Kiam put the book down for a moment and leaned over, placing a soft kiss on Rassilon's forehead. Still too cool. But that will change. She pushed wild, thick locks of red hair from his forehead and his eyes flickered open for only a moment. They were green again, though the black had moved to the whites, now, as though receding.
"Welcome back," she whispered, her mind gently touching his.
He was too weary even for coherent thought, but she could feel his mind curl round hers, the way it was supposed to be again, before his eyes slipped shut and he fell into a dreamless sleep.
It's been a few days, now, but it's felt like longer.

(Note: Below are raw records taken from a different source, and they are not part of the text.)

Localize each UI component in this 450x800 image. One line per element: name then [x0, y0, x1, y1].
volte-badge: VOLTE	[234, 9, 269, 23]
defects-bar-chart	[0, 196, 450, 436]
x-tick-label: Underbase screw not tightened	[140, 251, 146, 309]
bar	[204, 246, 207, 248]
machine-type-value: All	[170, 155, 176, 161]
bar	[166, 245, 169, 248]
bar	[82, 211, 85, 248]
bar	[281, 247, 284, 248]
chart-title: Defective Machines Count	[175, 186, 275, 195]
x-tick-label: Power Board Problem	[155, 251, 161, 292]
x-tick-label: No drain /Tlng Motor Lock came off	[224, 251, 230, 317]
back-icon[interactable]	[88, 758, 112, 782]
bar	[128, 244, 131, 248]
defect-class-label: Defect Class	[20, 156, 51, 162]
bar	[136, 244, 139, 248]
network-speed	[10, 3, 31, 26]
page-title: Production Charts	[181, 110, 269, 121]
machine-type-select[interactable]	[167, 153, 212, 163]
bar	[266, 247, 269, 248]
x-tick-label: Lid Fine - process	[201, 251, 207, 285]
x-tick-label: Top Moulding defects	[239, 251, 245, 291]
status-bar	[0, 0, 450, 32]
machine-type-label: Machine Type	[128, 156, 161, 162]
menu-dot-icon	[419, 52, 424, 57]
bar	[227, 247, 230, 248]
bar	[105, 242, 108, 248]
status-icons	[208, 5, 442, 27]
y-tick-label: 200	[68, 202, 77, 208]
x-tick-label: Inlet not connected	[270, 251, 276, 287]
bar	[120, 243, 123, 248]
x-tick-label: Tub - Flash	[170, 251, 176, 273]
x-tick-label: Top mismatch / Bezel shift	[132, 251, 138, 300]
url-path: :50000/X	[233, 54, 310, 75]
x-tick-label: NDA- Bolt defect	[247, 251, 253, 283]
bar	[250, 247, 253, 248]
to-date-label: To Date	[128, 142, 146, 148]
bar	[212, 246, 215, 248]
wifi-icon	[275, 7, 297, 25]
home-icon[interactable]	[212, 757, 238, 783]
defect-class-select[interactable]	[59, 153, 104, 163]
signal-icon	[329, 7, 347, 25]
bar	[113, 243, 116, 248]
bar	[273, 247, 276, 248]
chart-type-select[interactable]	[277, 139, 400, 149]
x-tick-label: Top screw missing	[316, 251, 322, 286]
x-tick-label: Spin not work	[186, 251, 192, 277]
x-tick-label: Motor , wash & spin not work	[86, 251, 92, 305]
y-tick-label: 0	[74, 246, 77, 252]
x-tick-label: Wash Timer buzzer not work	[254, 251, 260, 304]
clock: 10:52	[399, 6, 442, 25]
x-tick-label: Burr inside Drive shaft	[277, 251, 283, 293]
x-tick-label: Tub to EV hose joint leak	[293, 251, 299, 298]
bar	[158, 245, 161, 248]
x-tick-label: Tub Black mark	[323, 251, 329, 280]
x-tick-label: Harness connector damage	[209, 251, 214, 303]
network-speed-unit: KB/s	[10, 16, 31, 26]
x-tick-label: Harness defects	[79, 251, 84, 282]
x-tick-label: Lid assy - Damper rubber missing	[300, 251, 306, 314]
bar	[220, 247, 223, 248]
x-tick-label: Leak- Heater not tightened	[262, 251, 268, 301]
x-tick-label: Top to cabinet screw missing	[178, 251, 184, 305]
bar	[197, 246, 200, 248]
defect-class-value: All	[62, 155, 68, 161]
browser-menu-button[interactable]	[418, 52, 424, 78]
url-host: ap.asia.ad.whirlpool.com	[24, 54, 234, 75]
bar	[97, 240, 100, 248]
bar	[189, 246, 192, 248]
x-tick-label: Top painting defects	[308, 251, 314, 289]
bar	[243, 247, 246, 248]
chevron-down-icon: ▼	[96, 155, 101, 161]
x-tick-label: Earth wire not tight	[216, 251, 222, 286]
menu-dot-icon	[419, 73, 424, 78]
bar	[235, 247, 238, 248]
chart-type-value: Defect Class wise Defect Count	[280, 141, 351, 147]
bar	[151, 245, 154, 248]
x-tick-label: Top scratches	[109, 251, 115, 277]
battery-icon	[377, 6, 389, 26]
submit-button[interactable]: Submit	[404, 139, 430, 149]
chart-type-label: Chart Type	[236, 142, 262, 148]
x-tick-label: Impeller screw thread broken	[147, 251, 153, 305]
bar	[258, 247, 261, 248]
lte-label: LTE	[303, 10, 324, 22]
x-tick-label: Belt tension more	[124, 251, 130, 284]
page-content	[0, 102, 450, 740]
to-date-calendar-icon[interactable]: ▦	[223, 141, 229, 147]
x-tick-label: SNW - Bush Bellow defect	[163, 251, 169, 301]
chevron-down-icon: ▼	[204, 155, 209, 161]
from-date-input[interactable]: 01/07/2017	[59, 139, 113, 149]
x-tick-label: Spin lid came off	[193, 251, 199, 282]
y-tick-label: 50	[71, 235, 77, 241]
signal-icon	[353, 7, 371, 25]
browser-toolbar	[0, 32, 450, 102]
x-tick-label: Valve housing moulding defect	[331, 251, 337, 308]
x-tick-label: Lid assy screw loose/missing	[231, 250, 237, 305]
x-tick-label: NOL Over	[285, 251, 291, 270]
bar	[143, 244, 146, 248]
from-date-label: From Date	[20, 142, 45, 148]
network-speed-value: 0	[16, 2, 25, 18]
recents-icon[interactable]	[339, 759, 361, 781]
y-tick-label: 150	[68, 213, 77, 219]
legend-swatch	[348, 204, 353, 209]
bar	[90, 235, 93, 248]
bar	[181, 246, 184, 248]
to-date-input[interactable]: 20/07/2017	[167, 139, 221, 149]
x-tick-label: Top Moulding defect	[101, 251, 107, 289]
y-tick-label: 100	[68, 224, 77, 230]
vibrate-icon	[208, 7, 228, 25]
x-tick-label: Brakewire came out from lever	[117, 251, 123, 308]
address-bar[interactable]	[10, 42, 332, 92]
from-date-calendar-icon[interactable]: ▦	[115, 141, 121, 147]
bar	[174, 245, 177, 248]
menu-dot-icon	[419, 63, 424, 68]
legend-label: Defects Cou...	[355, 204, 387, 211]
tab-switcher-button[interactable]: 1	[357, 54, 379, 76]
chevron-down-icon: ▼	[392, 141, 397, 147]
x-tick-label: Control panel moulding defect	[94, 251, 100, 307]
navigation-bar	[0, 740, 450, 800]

He can almost feel it eating away at him, his strength waning the longer he has to keep this sheilding up to protect his own mind from the thin, sharp pulsing wires and tendrils of chaos as well as to protect everyone else from its drifting, seeping influence. Double-shielding. Psionics doesn't come easily, now.
He's gone cold, now, or maybe it's the rest of the world that's gone cold, inhospitable to this influence he carries that leaves him twitching, stomach full of black nausea and red lines in his head one moment; hyperaware and ravenously hungry another. It's always cold, though, now, no matter what else, and after a while he finds he can do nothing more than curl under blankets.
Every time he falls asleep, he tumbles into the Dreamlands, unable to control this aspect of his power. While he's there, Rassilon finds himself lost, and occasionally ends up chased by cats, swarmed by zoogs, reality-displaced, swept into rivers, or tumbled down hills. He doesn't wake up feeling rested at all, and often feeling even worse.
A thought comes to him, though, as he hides under the blankets in his home, now, that exposure to all of this barely controlled miasma of the Great Old Ones' influence must surely be why Omega turns out so immune to its various manifestations later.
His consciousness wavers in and out. Most of the time, he's barely aware of Kiam's presence as she stays by his side, tries to keep him warm, coaxes him to eat. He's simply too tired. He wonders how much longer this will last.
He finds himself apologising profusely. Kiam tells him there's nothing to apologise for. He can't remember half of what he's apologising for, but he's sure ... somewhere he must have done something wrong. Offended someone? Miscalibrated something? Mistook something for something else....?
"Been like this before," he mumbles, the present slipping. "Symbiotic nuclei... tests left me blood-poisoned for a ... fortnight...." His eyes flicker open for a moment, still depthless and black. They barely focus on Kiam. "Mmmm. What ... was I working on ... again?" His hand twitches toward her.
She rubs his hand between hers, her own warmth hopefully enough to combat the shivering cold that hasn't left him alone. A huge pile of blankets cover him, and she knows under those he's gotten worryingly thin. "The Station," she tells him. "And the Looms. Do you remember?"
"Nnnh. Looms. Progenitive cascades ... biogenic ... radiation...." his eyes slip shut again and he mumbles something she doesn't catch, lost to weariness and shifting memories. It isn't sleep his brain falls into now, but a sort of unconsciousness. A cold fever-state.
Kiam arranges the blankets around him a little better. There's nothing for it but to wait. Wait and hope he survives and listen to Omega's tiny, embryonic dreams.